On generalization benchmarks, LIMI averaged 57.2%, beating all baselines and data-rich variants. It achieved top scores on coding (92.1% on HumanEval) and competitive results on tool use (45.6% on TAU2-retail).
The Role of the SII CLI Environment
The SII CLI is a custom command-line interface that supports:
- File system navigation
- Code execution
- Web search
- API calls
- Multi-tool orchestration
Experiments compared LIMI with and without CLI access. Even without tools, LIMI scored 50.0% on generalization benchmarks, still ahead of GLM-4.5 (48.7%). This proves that improvements are intrinsic to the model, not just better tool usage.
However, with CLI access, performance rose to 57.2%, showing that LIMI also learns to orchestrate tools effectively: a key agentic skill.
Case Studies: Real-World Performance
The paper includes detailed case comparisons:
- Gomoku Game (Task 3):
GLM-4.5 failed at board rendering, win detection, and AI logic. LIMI completed all subtasks with minimal intervention.
- Dataset Discovery (Task 7):
GLM-4.5 retrieved less relevant datasets. LIMI’s choices better matched query requirements (e.g., philosophy of AI consciousness, Danish hate speech classification). - Scientific Function Fitting (Task 8):
GLM-4.5 reached loss = 1.14e-6 after multiple prompts. LIMI achieved 5.95e-7 on the first try. - NBA Reasoning (Task 9):
GLM-4.5 often failed or required maximum prompts. LIMI solved most subtasks with zero or one hint, using fewer tokens and less time.

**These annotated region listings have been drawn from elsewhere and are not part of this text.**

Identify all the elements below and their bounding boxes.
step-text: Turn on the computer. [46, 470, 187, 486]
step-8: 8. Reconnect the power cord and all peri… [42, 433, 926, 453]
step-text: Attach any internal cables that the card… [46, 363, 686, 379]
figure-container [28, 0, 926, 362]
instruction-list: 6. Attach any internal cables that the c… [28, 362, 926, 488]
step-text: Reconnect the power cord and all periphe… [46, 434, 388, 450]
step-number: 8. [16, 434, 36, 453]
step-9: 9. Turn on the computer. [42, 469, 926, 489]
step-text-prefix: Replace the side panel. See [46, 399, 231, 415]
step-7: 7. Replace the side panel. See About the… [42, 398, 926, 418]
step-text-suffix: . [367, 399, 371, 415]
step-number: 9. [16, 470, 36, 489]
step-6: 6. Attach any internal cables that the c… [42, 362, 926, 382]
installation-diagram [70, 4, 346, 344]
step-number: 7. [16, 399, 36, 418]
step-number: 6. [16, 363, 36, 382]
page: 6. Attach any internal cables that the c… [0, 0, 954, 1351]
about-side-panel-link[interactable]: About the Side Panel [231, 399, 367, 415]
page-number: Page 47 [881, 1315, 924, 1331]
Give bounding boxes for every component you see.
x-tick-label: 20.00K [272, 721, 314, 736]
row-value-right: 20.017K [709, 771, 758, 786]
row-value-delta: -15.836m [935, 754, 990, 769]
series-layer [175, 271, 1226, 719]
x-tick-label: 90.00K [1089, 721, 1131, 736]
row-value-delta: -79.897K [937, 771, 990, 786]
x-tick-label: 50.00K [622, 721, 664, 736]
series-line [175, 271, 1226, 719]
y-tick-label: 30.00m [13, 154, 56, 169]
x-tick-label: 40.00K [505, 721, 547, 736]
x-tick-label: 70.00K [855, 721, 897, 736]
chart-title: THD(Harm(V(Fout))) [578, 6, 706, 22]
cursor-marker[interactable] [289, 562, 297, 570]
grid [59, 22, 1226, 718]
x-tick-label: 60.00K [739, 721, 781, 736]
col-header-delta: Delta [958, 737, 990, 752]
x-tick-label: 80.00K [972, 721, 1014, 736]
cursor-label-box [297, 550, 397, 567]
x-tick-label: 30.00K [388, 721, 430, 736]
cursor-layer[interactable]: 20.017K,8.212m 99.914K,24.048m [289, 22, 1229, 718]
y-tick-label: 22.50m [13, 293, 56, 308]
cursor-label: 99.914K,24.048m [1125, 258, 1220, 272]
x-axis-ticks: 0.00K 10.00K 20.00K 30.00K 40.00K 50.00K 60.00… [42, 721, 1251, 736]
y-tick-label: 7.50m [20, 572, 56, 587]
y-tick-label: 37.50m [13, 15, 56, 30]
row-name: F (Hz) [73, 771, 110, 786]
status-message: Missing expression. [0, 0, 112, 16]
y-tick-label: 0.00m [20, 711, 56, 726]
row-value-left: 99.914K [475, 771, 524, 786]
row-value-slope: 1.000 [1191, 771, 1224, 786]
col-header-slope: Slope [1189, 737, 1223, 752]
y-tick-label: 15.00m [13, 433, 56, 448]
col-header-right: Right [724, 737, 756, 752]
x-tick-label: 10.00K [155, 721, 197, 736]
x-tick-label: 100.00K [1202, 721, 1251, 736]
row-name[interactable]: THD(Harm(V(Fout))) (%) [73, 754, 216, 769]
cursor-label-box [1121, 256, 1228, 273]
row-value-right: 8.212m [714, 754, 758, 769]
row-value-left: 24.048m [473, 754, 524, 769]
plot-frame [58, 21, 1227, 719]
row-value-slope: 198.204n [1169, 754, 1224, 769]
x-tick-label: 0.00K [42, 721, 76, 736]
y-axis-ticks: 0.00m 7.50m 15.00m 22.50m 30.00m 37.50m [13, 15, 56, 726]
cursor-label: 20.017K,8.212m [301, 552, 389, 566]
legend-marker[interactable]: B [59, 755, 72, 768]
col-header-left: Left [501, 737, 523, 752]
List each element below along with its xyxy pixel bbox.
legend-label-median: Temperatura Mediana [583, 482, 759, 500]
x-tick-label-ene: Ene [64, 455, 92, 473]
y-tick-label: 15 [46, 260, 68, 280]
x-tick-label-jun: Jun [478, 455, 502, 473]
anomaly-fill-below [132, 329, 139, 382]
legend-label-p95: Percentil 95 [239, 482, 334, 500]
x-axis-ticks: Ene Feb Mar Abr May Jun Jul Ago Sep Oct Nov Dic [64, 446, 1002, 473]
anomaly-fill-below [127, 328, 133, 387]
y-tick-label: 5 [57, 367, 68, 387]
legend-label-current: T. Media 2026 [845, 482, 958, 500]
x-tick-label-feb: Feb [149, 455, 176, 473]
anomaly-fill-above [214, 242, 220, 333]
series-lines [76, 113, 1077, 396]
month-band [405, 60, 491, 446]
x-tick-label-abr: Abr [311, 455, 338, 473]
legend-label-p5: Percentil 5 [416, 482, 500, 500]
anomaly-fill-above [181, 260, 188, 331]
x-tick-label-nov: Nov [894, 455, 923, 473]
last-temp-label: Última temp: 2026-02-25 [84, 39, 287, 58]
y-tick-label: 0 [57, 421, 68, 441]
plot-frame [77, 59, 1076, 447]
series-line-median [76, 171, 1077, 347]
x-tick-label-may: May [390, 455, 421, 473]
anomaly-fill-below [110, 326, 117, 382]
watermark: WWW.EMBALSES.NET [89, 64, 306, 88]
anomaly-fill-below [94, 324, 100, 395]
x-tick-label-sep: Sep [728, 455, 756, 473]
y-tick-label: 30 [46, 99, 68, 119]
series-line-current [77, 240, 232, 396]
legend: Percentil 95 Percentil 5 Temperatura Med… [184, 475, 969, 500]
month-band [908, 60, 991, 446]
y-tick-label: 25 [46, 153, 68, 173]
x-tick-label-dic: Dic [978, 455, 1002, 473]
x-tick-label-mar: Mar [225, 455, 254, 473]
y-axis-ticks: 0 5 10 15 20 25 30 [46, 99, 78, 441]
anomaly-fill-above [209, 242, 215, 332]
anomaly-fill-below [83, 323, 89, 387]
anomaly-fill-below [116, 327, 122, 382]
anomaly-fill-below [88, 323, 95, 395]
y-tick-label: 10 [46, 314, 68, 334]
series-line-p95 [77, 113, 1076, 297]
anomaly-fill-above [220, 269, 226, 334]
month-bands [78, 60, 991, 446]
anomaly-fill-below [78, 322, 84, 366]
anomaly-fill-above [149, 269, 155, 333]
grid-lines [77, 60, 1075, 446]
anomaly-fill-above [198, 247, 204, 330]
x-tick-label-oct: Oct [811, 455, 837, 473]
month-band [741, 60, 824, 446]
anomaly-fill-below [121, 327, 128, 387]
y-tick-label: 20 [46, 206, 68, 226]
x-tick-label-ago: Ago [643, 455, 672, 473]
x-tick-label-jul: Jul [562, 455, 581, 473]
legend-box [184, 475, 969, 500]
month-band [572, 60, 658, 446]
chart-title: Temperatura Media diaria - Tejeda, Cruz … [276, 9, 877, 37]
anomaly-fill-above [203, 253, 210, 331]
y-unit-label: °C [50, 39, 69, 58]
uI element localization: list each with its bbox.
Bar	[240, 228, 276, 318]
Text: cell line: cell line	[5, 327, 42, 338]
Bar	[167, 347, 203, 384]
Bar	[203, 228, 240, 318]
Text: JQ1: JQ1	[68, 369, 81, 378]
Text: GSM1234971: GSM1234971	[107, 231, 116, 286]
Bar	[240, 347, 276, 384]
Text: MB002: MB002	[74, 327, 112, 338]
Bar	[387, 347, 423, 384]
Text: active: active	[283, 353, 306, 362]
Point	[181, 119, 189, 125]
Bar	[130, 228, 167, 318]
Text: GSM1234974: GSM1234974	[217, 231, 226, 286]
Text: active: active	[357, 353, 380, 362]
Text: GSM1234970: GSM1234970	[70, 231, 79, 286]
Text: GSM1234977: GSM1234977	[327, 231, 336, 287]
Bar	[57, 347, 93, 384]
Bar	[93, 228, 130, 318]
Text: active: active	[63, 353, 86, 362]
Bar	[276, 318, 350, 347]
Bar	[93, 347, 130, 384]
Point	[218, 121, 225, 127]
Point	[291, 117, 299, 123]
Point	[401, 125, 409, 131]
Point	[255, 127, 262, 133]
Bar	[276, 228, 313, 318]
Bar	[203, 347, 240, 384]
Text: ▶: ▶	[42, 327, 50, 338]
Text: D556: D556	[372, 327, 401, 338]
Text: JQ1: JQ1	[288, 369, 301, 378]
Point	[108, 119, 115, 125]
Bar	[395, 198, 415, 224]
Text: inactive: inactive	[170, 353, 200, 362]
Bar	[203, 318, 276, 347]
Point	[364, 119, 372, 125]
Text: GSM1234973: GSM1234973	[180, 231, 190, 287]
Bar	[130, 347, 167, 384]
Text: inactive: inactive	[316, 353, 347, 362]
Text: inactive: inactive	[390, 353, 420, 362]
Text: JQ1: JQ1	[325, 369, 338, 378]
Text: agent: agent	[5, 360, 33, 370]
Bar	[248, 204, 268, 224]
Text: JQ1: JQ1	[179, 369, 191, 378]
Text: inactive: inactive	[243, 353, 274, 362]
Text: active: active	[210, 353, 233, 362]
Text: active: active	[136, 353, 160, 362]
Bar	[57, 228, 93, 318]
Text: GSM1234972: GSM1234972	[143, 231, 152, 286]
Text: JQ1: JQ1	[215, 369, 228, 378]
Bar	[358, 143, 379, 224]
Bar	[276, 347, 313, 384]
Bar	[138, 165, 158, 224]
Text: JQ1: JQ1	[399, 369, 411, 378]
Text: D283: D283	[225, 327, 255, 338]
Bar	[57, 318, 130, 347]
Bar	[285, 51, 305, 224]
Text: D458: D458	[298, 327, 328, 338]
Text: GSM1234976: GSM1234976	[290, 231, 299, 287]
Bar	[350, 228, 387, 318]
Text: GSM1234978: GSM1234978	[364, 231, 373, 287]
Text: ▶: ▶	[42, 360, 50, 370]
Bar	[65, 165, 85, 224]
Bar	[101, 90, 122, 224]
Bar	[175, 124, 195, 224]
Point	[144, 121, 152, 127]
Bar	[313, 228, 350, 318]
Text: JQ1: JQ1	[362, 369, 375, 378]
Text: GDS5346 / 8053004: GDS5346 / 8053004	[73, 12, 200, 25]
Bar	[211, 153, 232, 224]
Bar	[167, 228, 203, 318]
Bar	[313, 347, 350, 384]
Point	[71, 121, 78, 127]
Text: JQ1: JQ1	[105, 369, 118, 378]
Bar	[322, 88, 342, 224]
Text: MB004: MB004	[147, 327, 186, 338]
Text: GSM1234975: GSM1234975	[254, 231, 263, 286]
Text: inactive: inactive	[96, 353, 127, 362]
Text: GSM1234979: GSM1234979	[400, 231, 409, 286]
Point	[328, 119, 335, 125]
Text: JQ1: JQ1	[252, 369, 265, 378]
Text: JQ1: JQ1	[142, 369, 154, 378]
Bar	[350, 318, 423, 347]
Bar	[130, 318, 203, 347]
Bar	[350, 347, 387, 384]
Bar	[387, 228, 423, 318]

These examples illustrate LIMI’s superior reasoning, tool use, and adaptability.
Also Read: Make Model Training and Testing Easier with MultiTrain
Final Verdict
LIMI establishes the Agency Efficiency Principle:
Machine autonomy emerges not from data abundance but from strategic curation of high-quality agentic demonstrations.
This challenges the industry’s reliance on massive data pipelines. Instead, it suggests that:
- Understanding the essence of agency is more important than scaling data
- Small, expert-designed datasets can yield state-of-the-art performance
- Sustainable AI development is possible without enormous compute or data costs
For practitioners, this means investing in task design, human-AI collaboration protocols, and trajectory quality: not just data volume.
Also Read: Understanding the Architecture of Qwen3-Next-80B-A3B
Conclusion
The LIMI paper delivers a bold message: you don’t need 10,000 examples to teach an AI how to work. You need 78 really good ones. By focusing on high-quality, real-world collaborations, LIMI achieves state-of-the-art agentic performance with a fraction of the data. It proves that agency isn’t about scale. It’s about signal.
As AI moves from chatbots to coworkers, this insight will be crucial. The future belongs not to those who collect the most data, but to those who design the most meaningful learning experiences.
In the age of agentic AI, less isn’t just more. It’s better!